IdModel loop graph fix #5426

jjsjann123 · 2025-10-23T18:34:13Z

The issue is root cause from having un-connected IDs in allocation domain, triggering loop promotion assert on ID not covered by loop domain. However, since loop domain should only check coverage on logical sizes, we shouldn't included allocation domain in loop graph in the first place.

Changes in this PR:

exclude IDs only on path to allocation domain from LOOP and IEL graphs. This is done by modifying TensorDomain::allIds method to exclude allocation domain from the pairwise path traversal.
minor changes to add inline support for layout op.

jjsjann123 · 2025-10-23T18:34:43Z

!test

github-actions · 2025-10-23T18:35:58Z

Description

Exclude allocation domain IDs in loop graph construction
Enhance intersection graph with permissive mapping support
Add test for loop promotion issue in inference
Improve ID discovery for tensor domains

Changes walkthrough 📝

Relevant files

Bug fix

id_model.cpp `Add ID filtering excluding allocation domains and enhance graph` `initialization` csrc/id_model/id_model.cpp Added `discoverIdsExceptAllocation` to traverse tensor domains excluding allocation paths Introduced `findAllIdsExceptAllocation` to collect non-allocation IDs from TensorView Implemented `initializeIdGraphExcludeAllocation` for building loop graphs without allocation domain IDs Modified `buildIntersection` to support permissive mapping and allocation domain exclusion Updated `buildStatefulInliningInfo` to use non-allocation IDs for producer/consumer mapping	+130/-9

Enhancement

loop_promotion.cpp `Use permissive intersection with allocation domain exclusion in loop` `promotion` csrc/id_model/loop_promotion.cpp Updated `buildIntersection` call to use permissive mapping and exclude allocation domains Modified terminal ID detection to check LOOP graph group membership before comparison	+13/-2
id_model.h `Update IdModel interface for allocation-excluded graph initialization` csrc/id_model/id_model.h Declared `initializeIdGraphExcludeAllocation` method for loop graph initialization Extended `buildIntersection` with parameters for permissive mapping and allocation domain exclusion	+9/-1
logical_domain_map.h `Support PreprocessGroupedMatmulInputSf in logical domain mapping` csrc/logical_domain_map.h Added `handle(PreprocessGroupedMatmulInputSf*)` override to support new op in logical domain mapping	+4/-0

Tests

test_layout_op.cpp `Add test for loop promotion in inference scenario` tests/cpp/test_layout_op.cpp Added `InferenceBenchmarkLoopPromotionIssue` test to validate loop promotion behavior Created fusion with grouped matmul preprocessing and block scaling factors Verified output correctness using `validateGroupedLayout`	+65/-1

PR Reviewer Guide 🔍

Here are some key observations to aid the review process:

🧪 PR contains tests

⚡ Recommended focus areas for review

Possible Issue

The function discoverIdsExceptAllocation collects IDs from multiple domains but may not correctly handle the shortest path logic when building out2in via getExprsBetween, as it accumulates all inputs and outputs from the path expressions without ensuring directional consistency or avoiding redundant or invalid mappings.

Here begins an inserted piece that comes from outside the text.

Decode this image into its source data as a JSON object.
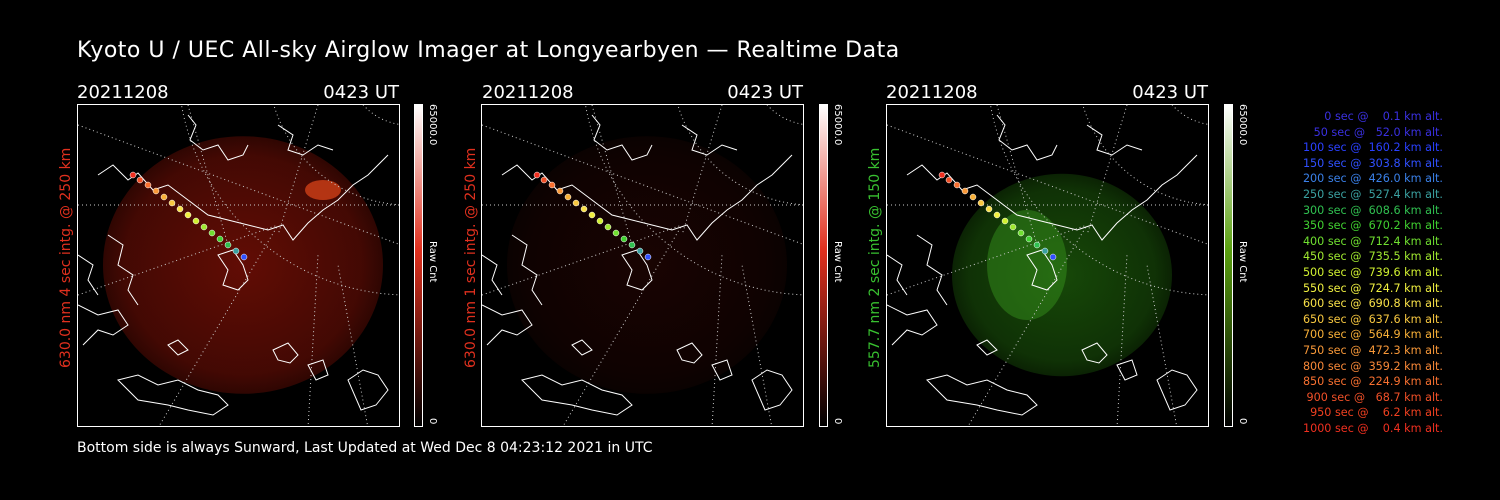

void discoverIdsExceptAllocation(
    const TensorView* tv,
    VectorOfUniqueEntries<IterDomain*>& discovered_ids) {
  std::vector<const std::vector<IterDomain*>*> all_domains = {
      &tv->getLoopDomain(),
      &tv->getLogicalDomain(),
      &tv->getInitialLoopDomain(),
      &tv->domain()->additionalIDs()};
  if (tv->hasRoot()) {
    all_domains.push_back(&tv->getRootDomain());
  }
  if (tv->getAlternateLoopDomain().has_value()) {
    all_domains.push_back(&tv->getAlternateLoopDomain().value());
  }

  for (auto domain : all_domains) {
    discovered_ids.pushBack(*domain);
  }

  // We only care about IDs on the shortest path between domains
  std::unordered_multimap<IterDomain*, IterDomain*> out2in;
  for (auto i : arange(all_domains.size() - 1)) {
    if (all_domains[i]->empty()) {
      continue;
    }
    for (auto j : arange(i + 1, all_domains.size())) {
      if (all_domains[j]->empty()) {
        continue;
      }
      auto path = getExprsBetween<IRBFS>(
                      {all_domains[i]->begin(), all_domains[i]->end()},
                      {all_domains[j]->begin(), all_domains[j]->end()},
                      false)
                      .first;
      for (auto [expr, _] : path) {
        discovered_ids.pushBack(
            ir_utils::filterByType<IterDomain>(expr->outputs()));
        discovered_ids.pushBack(
            ir_utils::filterByType<IterDomain>(expr->inputs()));
      }
    }
  }
};

Performance Concern

The repeated calls to findAllIdsExceptAllocation in buildStatefulInliningInfo may lead to redundant computation since each call recomputes the same set of IDs for the same TensorView; caching or sharing the result could improve performance.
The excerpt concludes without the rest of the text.